Bloc of Militia in Colombia Lays Down Arms
By JUAN FORERO
BOGOTÁ, Colombia, Nov. 25 - Some 450 paramilitaries in Colombia's
banana-growing north, the cradle of death squads that evolved into the
antiguerrilla militia in the 1990's, disarmed on Thursday.
It was among the first of several demobilizations intended to take 3,000 paramilitary fighters out of the chaotic conflict in Colombia.
Members of the so-called Banana Bloc of the militia, the United Self-Defense Forces, laid down their assault rifles, mortars and other weapons as the government's peace negotiator, Luis Carlos Restrepo, looked on at a soccer stadium in Turbo, near the Panamanian border.
"We hope, we ask God, that this contributes to peace in Colombia," President Álvaro Uribe told reporters in Cartagena.
The first major paramilitary disarmament took place a year ago, when 850 members of a Medellín-based militia demobilized. But human rights groups, diplomats and some government officials later called the event a carefully orchestrated show that disarmed common criminals, not hardened death squad fighters.
In Turbo, children sang and the national anthem was played as a line of men in fatigues laid down their arms. The removal of the Banana Bloc from the conflict is part of a gradual disarmament that by the end of the year is to total 3,000 fighters in 11 units spread across this country.

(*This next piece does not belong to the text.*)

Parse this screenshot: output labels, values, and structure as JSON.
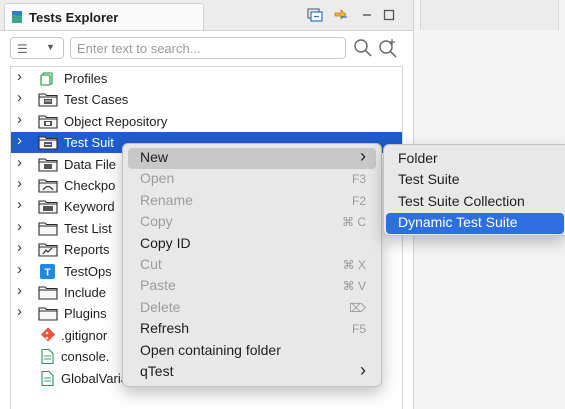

The United Self-Defense Forces, a 15,000-man coalition of militias financed by landowners and cocaine trafficking, has pledged to completely disarm by December 2005. Considered a terrorist organization by the United States, the group has killed thousands of civilians in a campaign that has forced two Marxist rebel groups from much of the country.

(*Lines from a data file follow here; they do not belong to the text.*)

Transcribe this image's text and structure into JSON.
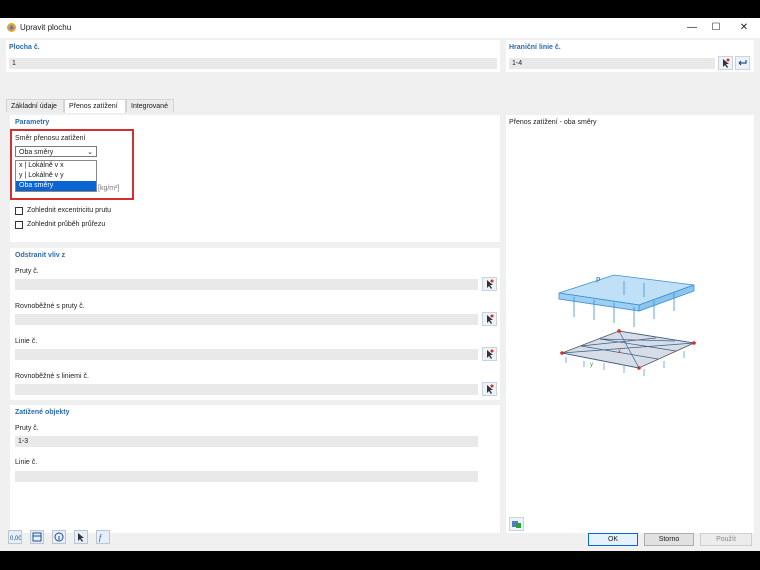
{
  "window": {
    "title": "Upravit plochu",
    "minimize": "—",
    "maximize": "☐",
    "close": "✕"
  },
  "header": {
    "surface_label": "Plocha č.",
    "surface_value": "1",
    "boundary_label": "Hraniční linie č.",
    "boundary_value": "1-4"
  },
  "tabs": [
    {
      "label": "Základní údaje"
    },
    {
      "label": "Přenos zatížení"
    },
    {
      "label": "Integrované"
    }
  ],
  "parameters": {
    "title": "Parametry",
    "direction_label": "Směr přenosu zatížení",
    "direction_value": "Oba směry",
    "options": [
      "x | Lokálně v x",
      "y | Lokálně v y",
      "Oba směry"
    ],
    "unit": "[kg/m²]",
    "eccentricity_label": "Zohlednit excentricitu prutu",
    "cross_section_label": "Zohlednit průběh průřezu"
  },
  "remove_influence": {
    "title": "Odstranit vliv z",
    "members_label": "Pruty č.",
    "parallel_members_label": "Rovnoběžné s pruty č.",
    "lines_label": "Linie č.",
    "parallel_lines_label": "Rovnoběžné s liniemi č."
  },
  "loaded_objects": {
    "title": "Zatížené objekty",
    "members_label": "Pruty č.",
    "members_value": "1-3",
    "lines_label": "Linie č."
  },
  "preview": {
    "title": "Přenos zatížení - oba směry",
    "load_symbol": "p",
    "axis_x": "x",
    "axis_y": "y"
  },
  "buttons": {
    "ok": "OK",
    "cancel": "Storno",
    "apply": "Použít"
  },
  "colors": {
    "accent": "#2e6aa8",
    "highlight": "#d32f2f",
    "selection": "#0a64d2",
    "load": "#3a8fd6"
  }
}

The United States has indicted at least 10 paramilitary commanders on drug trafficking charges and is seeking their extradition. On Wednesday, Colombia's Supreme Court approved the extradition of Salvatore Mancuso, the group's most visible leader, who was indicted in 2002 on trafficking charges.

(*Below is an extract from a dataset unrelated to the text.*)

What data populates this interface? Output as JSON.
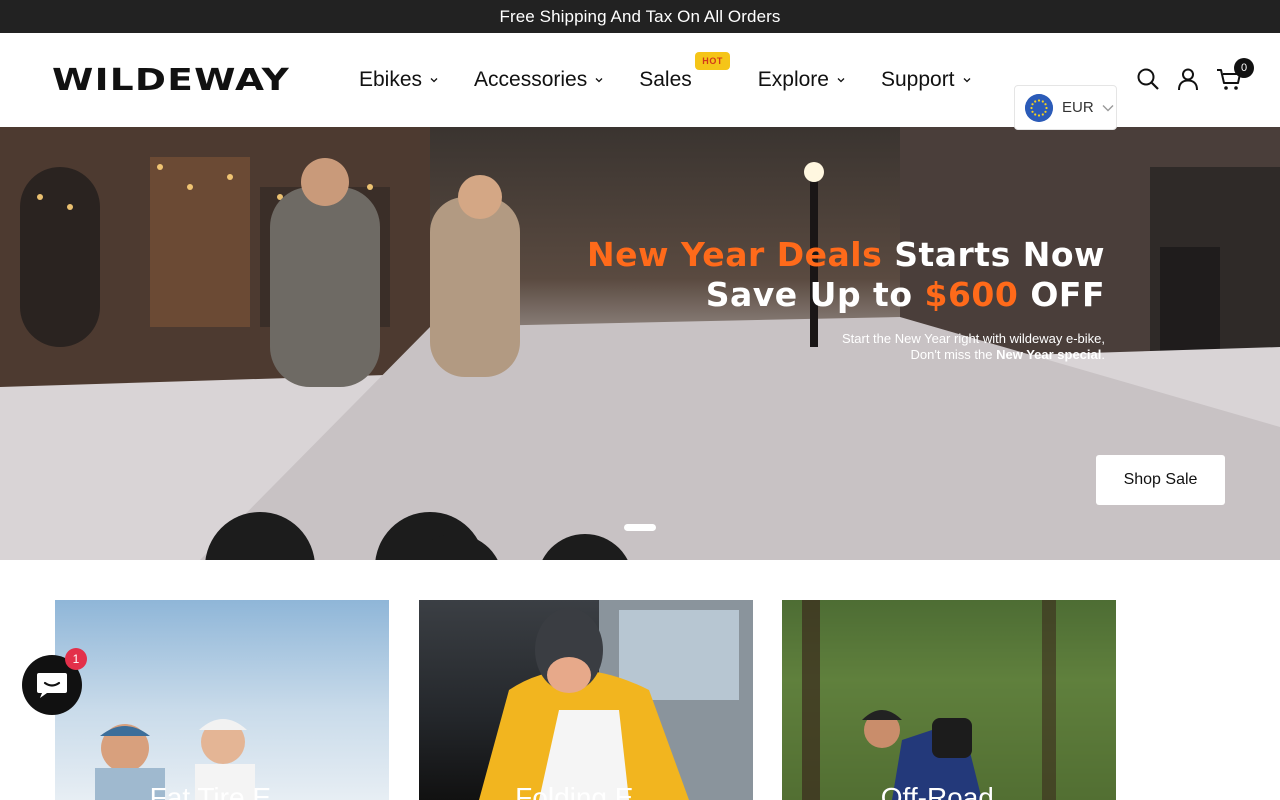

Mr. Mancuso, though, has a government safe-conduct pass that shields him from arrest, and the Colombian government has signaled that it may be flexible on the question of extradition in disarmament talks.
The threat of extradition, though, did little to dampen the festivities in Turbo, which Mr. Mancuso attended. "Today, we offer a major gesture which will lead to the re-incorporation of combatants of the Self-Defense Forces into civilian life," he told reporters.
While most of the Banana Bloc's fighters will probably receive amnesty, Western diplomats and some members of Colombia's Congress worry that no legal framework is in place to deal with men like Mr. Mancuso, who technically remains a combatant and faces accusations of crimes against humanity.
"The lack of a legal framework that covers those who are demobilizing means that, in effect, what we have is a technical amnesty going on," said Gustavo Petro, a left-leaning congressman critical of the negotiations.
A multiparty group in Congress led by Senator Rafael Pardo wants to enact a law that would call for jail terms of at least eight years for the top commanders.
The Uribe administration, though, has expressed concerns over conditions in that law that make judicial benefits contingent on paramilitary commanders ensuring a complete dismantling of their forces while turning over information on the group, confessing to their crimes, helping with criminal investigations and providing reparations to victims.